WisdomTree Dreyfus Chinese Yuan Fund CYB
WisdomTree Dreyfus Indian Rupee Fund ICN
WisdomTree Dreyfus Brazilian Real Fund BZF
WisdomTree Dreyfus Euro Fund EU
WisdomTree Dreyfus Japanese Yen Fund JYF
These funds may be of particular interest to investors looking for portfolio diversification. With stock markets around the world generally rising and falling somewhat together, currency investments are a way to provide a bit of balance and to avoid overexposure to equities.
For many of you, currency investing may be a little outside of your comfort zone. Stocks and bonds likely are most familiar to you. I also recognize that investing in U.S. dollar-denominated money market funds may be easier for you to understand than currency ETFs. But if you are seeking alternatives to the low yields and the depreciating purchasing power that have occurred with the U.S. dollar in recent months, you may want to consider currency funds.
However, there are some unique risks to currency investing that I want to bring to your attention. The potential loss of principal definitely is a risk. Another risk is currency fluctuation. Although the U.S. dollar has been weakening, it may recover either short term or long term. Political and economic risks also are considerations with currency investments. Events and developments in specific regions and countries are magnified when you hold assets in funds that invest in those places. Other risks with currency investments include credit risk, interest rate fluctuations, and derivative investment risk.

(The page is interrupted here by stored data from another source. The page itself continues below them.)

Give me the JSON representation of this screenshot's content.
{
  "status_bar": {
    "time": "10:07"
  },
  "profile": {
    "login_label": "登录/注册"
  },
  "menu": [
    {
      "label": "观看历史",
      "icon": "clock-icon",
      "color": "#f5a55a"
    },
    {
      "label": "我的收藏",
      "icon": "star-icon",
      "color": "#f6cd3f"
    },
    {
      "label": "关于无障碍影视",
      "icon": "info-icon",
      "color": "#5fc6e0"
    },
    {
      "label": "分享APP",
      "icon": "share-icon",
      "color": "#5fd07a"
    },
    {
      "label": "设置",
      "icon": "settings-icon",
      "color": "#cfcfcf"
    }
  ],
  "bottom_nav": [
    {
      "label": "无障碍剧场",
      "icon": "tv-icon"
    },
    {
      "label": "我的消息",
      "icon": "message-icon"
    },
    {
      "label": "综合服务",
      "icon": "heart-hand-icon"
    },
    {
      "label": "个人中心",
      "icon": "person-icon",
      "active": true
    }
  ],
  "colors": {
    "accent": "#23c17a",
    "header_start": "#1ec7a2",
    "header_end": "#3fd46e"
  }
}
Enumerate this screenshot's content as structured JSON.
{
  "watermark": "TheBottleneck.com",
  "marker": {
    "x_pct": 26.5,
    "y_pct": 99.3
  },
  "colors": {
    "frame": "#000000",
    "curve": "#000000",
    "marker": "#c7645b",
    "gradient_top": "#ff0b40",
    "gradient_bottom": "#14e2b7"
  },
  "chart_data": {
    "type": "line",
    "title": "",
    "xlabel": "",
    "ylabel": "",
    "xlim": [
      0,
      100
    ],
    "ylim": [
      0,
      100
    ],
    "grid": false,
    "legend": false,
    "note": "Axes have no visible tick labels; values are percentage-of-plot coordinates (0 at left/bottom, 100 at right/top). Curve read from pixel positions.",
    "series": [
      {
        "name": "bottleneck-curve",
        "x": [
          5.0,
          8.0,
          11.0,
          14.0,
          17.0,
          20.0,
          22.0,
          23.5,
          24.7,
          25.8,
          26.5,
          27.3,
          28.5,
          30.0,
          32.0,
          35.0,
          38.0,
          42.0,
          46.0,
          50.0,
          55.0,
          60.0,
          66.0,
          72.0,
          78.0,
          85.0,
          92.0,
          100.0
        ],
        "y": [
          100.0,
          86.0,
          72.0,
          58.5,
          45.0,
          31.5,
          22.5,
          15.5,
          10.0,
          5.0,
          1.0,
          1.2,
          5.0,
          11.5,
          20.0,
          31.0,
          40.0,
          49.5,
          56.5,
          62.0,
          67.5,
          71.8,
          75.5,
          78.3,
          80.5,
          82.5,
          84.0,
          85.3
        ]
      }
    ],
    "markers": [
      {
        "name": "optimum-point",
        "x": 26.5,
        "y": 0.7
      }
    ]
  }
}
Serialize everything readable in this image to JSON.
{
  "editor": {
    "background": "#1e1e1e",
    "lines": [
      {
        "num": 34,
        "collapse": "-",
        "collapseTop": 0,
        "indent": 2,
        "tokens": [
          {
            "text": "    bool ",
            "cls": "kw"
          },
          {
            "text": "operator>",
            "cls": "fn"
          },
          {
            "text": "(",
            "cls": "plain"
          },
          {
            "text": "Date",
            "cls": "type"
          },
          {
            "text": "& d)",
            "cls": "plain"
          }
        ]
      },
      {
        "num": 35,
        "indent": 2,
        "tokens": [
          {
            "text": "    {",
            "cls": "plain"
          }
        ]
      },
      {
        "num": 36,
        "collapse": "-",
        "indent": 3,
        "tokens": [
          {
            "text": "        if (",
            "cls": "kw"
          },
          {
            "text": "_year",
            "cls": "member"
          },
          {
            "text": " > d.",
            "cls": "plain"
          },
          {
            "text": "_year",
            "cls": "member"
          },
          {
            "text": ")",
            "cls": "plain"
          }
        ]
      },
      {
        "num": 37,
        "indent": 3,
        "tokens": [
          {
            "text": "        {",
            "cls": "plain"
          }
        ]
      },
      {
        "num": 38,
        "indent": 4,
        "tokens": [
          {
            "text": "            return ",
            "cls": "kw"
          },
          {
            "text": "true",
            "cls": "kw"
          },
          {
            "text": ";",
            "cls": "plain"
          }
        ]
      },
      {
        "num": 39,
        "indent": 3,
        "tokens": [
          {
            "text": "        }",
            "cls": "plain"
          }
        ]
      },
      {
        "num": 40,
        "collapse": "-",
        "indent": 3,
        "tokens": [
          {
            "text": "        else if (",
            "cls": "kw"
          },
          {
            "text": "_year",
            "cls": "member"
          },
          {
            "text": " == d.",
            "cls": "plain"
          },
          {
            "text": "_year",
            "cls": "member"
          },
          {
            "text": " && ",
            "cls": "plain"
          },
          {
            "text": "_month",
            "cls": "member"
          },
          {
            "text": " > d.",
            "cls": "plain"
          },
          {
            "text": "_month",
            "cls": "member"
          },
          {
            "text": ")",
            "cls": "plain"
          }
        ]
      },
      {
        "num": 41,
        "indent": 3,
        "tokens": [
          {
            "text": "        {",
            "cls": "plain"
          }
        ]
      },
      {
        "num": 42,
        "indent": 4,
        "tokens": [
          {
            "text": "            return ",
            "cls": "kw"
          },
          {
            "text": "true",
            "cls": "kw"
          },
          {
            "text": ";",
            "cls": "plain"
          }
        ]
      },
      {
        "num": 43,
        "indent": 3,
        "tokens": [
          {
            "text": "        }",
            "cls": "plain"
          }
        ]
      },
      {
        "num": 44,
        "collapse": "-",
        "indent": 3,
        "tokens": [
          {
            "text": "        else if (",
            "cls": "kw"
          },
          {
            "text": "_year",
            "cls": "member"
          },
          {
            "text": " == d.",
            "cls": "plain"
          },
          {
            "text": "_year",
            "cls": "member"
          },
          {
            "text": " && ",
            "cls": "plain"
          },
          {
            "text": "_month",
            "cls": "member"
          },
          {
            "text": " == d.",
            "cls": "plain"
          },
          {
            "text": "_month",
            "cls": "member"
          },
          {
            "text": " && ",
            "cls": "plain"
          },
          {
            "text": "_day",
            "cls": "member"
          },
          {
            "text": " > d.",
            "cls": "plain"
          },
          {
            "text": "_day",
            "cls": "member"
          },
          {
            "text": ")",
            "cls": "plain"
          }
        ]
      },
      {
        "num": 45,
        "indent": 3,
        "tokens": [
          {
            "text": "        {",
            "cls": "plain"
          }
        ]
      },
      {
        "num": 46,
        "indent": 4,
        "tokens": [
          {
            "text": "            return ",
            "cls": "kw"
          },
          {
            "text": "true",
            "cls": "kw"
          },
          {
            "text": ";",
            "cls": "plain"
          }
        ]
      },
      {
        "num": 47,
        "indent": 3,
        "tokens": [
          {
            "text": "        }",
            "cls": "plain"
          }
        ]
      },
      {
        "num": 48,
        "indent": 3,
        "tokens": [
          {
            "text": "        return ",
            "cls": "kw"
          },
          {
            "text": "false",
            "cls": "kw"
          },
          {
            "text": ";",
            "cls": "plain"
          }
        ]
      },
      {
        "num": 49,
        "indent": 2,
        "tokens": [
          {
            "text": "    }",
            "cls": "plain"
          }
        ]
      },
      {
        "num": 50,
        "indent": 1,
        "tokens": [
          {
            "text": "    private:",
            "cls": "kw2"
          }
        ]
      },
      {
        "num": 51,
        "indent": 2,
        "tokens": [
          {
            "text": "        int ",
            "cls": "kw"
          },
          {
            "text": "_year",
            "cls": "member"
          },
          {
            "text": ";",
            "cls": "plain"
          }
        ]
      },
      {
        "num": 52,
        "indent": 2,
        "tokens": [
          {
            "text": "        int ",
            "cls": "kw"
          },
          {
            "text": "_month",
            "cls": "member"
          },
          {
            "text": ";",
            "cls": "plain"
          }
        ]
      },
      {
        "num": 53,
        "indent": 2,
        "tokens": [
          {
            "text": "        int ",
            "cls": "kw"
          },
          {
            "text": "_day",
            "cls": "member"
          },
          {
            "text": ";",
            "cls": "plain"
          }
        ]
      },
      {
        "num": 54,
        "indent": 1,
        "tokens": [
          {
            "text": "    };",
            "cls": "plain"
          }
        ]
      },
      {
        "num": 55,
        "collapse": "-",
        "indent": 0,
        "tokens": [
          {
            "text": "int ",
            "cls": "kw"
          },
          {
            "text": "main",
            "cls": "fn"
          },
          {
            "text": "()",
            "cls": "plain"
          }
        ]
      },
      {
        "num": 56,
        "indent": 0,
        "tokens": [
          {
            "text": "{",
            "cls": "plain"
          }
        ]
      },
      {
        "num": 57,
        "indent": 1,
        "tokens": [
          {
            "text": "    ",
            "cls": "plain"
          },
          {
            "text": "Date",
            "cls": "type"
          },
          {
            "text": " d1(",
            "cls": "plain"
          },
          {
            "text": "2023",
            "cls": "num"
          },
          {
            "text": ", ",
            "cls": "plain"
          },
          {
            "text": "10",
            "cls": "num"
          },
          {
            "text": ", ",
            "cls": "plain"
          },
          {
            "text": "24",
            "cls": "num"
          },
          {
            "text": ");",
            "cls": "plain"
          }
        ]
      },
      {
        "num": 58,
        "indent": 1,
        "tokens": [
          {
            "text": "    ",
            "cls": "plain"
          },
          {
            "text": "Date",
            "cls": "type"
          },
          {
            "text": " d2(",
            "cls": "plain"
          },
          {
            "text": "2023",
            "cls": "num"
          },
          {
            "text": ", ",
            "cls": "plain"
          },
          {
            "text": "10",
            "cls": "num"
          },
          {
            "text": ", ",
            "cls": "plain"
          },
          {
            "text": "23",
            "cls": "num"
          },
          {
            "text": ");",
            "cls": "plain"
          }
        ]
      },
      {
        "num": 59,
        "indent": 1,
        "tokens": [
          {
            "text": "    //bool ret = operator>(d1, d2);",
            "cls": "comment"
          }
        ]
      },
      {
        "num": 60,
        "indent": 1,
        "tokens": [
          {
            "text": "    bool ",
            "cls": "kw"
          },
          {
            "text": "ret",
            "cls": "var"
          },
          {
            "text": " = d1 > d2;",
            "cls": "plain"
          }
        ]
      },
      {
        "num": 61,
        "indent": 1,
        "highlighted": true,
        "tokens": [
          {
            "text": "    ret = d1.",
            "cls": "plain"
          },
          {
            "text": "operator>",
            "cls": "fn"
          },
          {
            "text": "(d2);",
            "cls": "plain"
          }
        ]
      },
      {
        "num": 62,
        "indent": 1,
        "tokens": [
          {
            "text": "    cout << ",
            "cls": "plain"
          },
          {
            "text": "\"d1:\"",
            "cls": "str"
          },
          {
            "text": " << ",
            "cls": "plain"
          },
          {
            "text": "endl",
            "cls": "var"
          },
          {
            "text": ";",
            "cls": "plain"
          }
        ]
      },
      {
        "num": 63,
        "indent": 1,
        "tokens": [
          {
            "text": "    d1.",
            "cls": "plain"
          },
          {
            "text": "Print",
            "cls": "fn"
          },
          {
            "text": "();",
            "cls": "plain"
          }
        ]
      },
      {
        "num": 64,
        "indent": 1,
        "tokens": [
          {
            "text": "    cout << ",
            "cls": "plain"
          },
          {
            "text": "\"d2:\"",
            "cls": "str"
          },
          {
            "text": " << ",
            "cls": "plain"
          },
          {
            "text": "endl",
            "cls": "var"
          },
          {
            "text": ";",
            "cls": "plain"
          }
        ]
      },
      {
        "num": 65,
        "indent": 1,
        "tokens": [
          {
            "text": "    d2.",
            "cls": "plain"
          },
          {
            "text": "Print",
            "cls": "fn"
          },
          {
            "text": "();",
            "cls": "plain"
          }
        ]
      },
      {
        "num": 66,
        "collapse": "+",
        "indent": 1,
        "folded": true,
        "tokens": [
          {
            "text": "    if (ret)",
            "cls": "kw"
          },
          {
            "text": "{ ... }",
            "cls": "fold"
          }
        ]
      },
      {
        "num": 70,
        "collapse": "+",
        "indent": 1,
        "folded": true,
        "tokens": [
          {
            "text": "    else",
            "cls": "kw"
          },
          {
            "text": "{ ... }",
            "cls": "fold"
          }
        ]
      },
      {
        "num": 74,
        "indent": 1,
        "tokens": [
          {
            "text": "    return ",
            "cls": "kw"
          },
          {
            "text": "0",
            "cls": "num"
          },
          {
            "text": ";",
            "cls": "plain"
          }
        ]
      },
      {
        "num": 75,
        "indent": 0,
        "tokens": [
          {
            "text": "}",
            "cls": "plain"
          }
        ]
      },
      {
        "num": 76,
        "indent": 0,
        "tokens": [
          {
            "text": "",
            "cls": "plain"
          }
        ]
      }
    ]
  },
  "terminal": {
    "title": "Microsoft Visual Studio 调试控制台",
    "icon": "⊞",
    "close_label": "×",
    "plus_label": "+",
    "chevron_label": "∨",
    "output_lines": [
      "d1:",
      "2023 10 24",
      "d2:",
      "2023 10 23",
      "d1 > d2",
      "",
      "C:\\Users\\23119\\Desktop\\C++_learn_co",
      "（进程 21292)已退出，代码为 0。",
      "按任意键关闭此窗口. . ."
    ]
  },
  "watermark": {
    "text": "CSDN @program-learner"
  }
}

If these risks seem too daunting, stay clear of currency ETFs. But if you want the diversification currency ETFs offer, you may want to take the plunge. I personally am not recommending any of the currency ETFs right now, but I do like the income-generating component of the WisdomTree Dreyfus funds.
On Saturday, May 10, I presented part II of my three-part Retirement Income Conference Call series. If you are in retirement, approaching retirement or are in charge of the financial assets of parents or grandparents, I invite you pick up the phone right now and listen to the replay of this call.
In our first call we covered the basics of retirement income investing such as: getting organized; understanding your income streams; essential and discretionary expenses; the threats to your income, and how to create new lifetime income streams. Now we have moved into a new discussion about two very important topics for retirees.
The first is income investing, and just how it is done. We discussed what vehicles you should use, and where the best opportunities are today for income investors. Second, I spoke in much greater detail about the new living benefits within today's variable annuities. There is a new breed of no-load annuity available that allows you to receive income without annuitization -- and while still maintaining control of your assets.
This type of annuity could be a great choice for a portion of your 401(k) or IRA. We covered all this and much more in this dynamic and informative conference call.
If you didn't have the chance to call in, then now is your chance to listen to the replay at your own convenience. Just click here to listen to part II of my Retirement Income Conference Call.
"So then because thou art lukewarm, and neither cold nor hot, I will spue thee out of my mouth."
—Revelation 3:16
Let me translate the above passage into what I think is a great lesson for all investors: Don't settle for mediocrity. If you're feeling only lukewarm about a stock you own, or an advisor you've chosen or a deal you've made, I recommend that you figuratively spit them all out. Our time on earth is finite. With so many great choices to feel excited about, why spend any time at all embracing the mediocre?